Oh man. One can only hope......de-panting hotties is one of my favorite things to do......*daydreams*
I have no clue what to pack. I'm tempted to bring nothing but stilettos and cocktail dresses, but I'm sure that's entirely inappropriate. LOL But aren't I supposed to look like this in order to fit in?
I certainly don't want to look like this.....*shudders*
But I'm getting ahead of myself. Before I go to NYC and Vermont, I am being visited by....
The Czarina. *cue Darth Vader theme song*
And Smurf and Czarina's Best Friend are coming, too. They will serve as a no-fly-zone, because otherwise, The Czarina and I would drive each other bonkers. We need referees when we hang out.
The good news is, she wants to buy me some stuff for my house. And I think (fingers crossed, people!) that I can talk her into giving me some money for my NYC trip. Because, if she doesn't, I might have to dig through NYC garbage cans to find something to eat. Oh well. It will be good for the diet if I don't eat for 5 days, right? Maybe I can just eat hot dogs from those street vendors.....
Where was I? Oh yes.
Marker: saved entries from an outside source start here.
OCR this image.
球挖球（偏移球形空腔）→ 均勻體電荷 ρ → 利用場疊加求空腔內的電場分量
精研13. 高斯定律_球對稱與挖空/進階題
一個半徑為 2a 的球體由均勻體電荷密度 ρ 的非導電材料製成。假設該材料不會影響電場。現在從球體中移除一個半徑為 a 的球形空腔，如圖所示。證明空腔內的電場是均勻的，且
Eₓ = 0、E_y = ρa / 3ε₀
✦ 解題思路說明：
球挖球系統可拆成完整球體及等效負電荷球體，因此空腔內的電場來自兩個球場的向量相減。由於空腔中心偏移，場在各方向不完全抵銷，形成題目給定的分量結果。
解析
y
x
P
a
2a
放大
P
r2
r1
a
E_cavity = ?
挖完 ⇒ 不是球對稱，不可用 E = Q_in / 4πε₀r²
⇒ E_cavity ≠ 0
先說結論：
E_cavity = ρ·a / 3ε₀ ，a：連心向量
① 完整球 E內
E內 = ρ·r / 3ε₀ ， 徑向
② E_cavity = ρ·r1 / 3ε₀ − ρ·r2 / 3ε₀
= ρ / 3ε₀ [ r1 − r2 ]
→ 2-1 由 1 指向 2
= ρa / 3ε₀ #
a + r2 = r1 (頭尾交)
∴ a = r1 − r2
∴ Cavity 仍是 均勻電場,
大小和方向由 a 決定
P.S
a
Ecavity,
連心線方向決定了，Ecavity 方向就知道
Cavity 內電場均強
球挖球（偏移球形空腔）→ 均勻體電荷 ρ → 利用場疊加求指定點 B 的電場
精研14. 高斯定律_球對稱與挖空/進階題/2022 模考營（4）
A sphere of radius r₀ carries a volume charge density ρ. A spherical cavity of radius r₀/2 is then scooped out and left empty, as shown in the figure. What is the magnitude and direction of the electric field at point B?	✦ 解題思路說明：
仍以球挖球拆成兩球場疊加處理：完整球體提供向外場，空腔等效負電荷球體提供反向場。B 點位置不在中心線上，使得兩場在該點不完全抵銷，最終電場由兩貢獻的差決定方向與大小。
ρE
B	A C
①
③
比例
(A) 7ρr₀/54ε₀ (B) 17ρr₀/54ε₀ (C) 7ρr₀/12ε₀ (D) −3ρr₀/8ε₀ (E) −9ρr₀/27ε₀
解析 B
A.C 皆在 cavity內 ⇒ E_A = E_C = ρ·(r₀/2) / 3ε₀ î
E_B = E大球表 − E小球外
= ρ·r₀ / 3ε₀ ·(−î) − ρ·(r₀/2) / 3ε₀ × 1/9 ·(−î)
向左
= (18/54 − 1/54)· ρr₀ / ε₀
The Czarina is coming, with her best friend and my little sister in tow. She hasn't been to Columbia since the day I moved here, 5 years ago, almost to the day. She finally gets to see my house. We will be decorating mi casa, which is nice. We will be visiting some local historic homes and dining out at some of my favorite restaurants, like this one and this one. They will get to meet my coworkers and some of my friends. I think I will give them a little tour of my favorite spots in town. I am thinking we should probably hit the Columbia Museum of Art, since they just got a couple of Renoirs on loan from Chicago, and they have recently expanded their late-Renaissance Dutch painting collection.
And what are my favorite kinds of paintings?????
Anything by Renoir and anything Dutch.
In order to prepare for their visit, I have to take deep breaths, have a cigarette binge, practice nodding my head and saying, "Yes, Mom, you are absolutely right!" and clean my room. I have also stocked up on The Czarina's favorite diet foods:
low-fat cheddar cheese
diet tonic water
low-fat cottage cheese
whole wheat bread
Ugh. No wonder she's always so cranky. Wouldn't you be, if that was what you ate, 90% of the time? And she wonders why I cannot lose weight. It's because I'd rather be fat than eat that stuff, day in and day out. But this topic deserves its own post, so I will stop there with that little difference in opinion between mother and daughter.
Which reminds me......I need to hide all my "bad" stuff: twizzlers, oreos, birth control pills, ashtray & cigarettes....what am I forgetting?? Oh, those condoms in my purse....which were actually a gag gift, I swear on all things holy......I know you don't believe me, but they were. I just laughed at my friend W's joke and absent-mindedly stuck them in my purse. Oh, come on! You have to believe me. Like I'd even get a chance to use those things, at the rate I'm going. [See paragraph about Cute Neighbor, above.]
The Czarina will be here tomorrow afternoon. So I don't know how often I'll be able to post until she leaves on Sunday. This long-ass, rambling post will probably have to do ya for a few days.